Explore how BSX and NOW each compare against other companies in their peer groups.

Rule-based, descriptive analysis only. Derived from peer percentile dimensions. Not investment advice. Peer groups are determined algorithmically based on structural similarity — not by sector classification alone.

How AssetNext Peer Scores Work

AssetNext scores reflect each company's structural position within its functional peer group — not a ranking against all stocks simultaneously. Peers are identified by similarity across eight financial dimensions, including revenue growth trajectory, margin structure, capital intensity, and earnings stability. A score of 75 means the company ranks in the top quartile within its own peer group, not the entire market.

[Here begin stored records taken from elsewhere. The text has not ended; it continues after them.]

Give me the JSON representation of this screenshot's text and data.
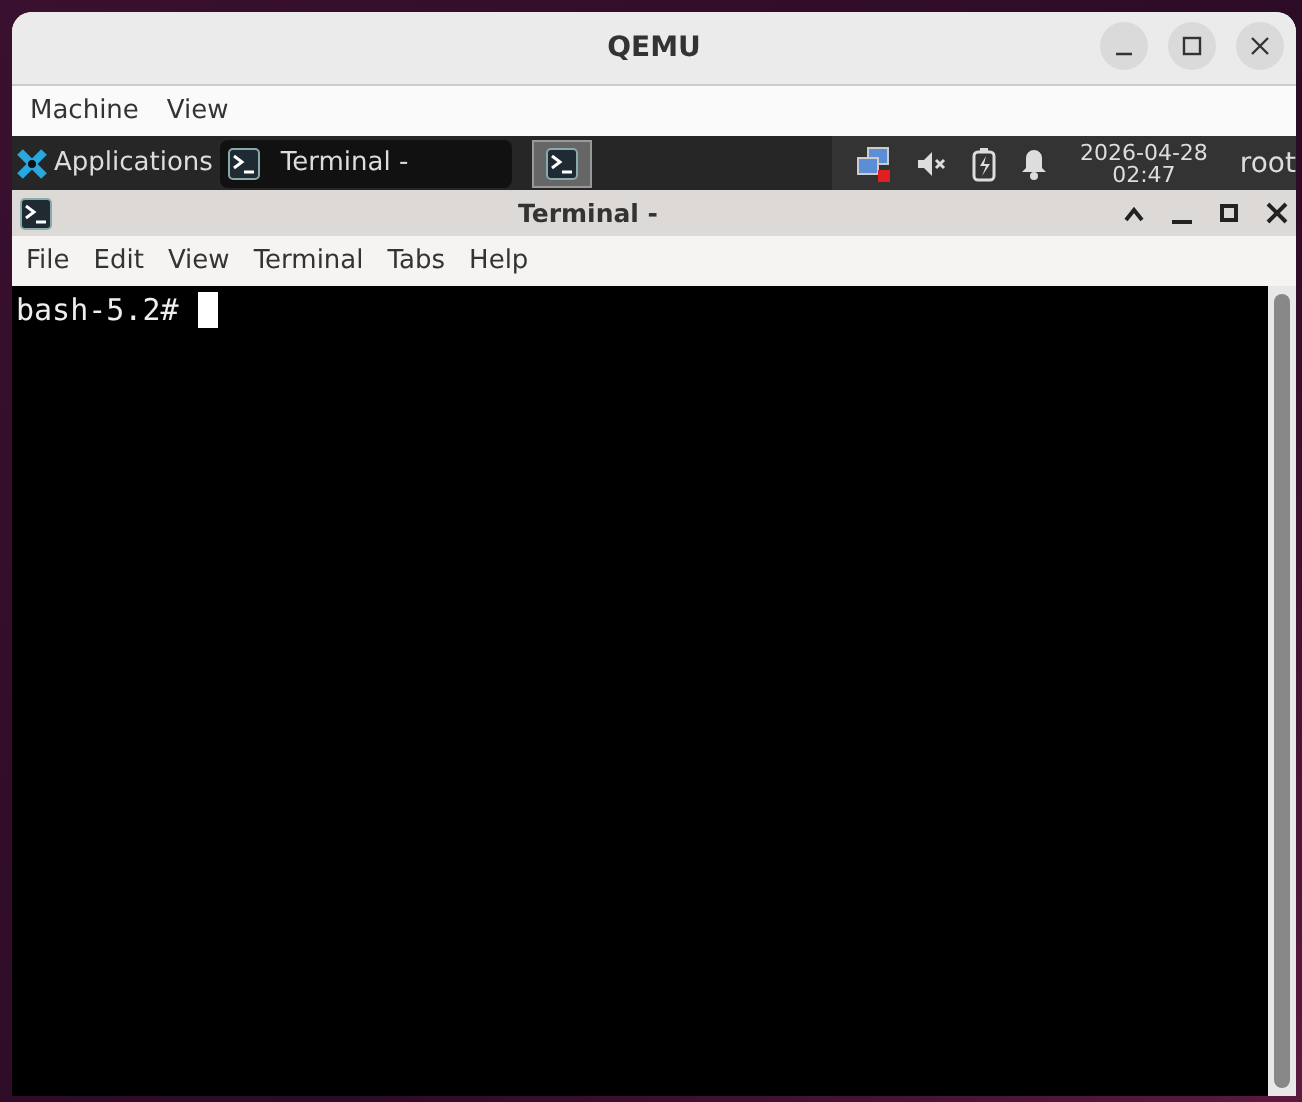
{
  "window": {
    "title": "QEMU"
  },
  "menu": [
    "Machine",
    "View"
  ],
  "guest_panel": {
    "applications": "Applications",
    "tasks": [
      {
        "label": "Terminal -",
        "selected": false
      }
    ],
    "date": "2026-04-28",
    "time": "02:47",
    "user": "root"
  },
  "terminal": {
    "title": "Terminal -",
    "menu": [
      "File",
      "Edit",
      "View",
      "Terminal",
      "Tabs",
      "Help"
    ],
    "lines": [
      "bash-5.2#"
    ]
  }
}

Four dimension scores drive the overall peer score: Growth (revenue trajectory and expansion dynamics), Quality (margin structure and capital efficiency), Valuation (peer-relative pricing on standard multiples), and Stability (earnings consistency and financial predictability). Each dimension is scored 0–100 relative to the peer group, then combined into an overall peer score using equal weighting.

Because scores are peer-relative, the same company can have slightly different scores in different index universes. On comparison pages, both companies are shown within their shared peer universe wherever possible — so the scores are directly comparable. The peer basis is stated on each score card.

Scores are recalculated periodically as underlying financial data is updated. All analysis is descriptive and rule-based — AssetNext describes structural realities and never issues buy, sell or hold recommendations.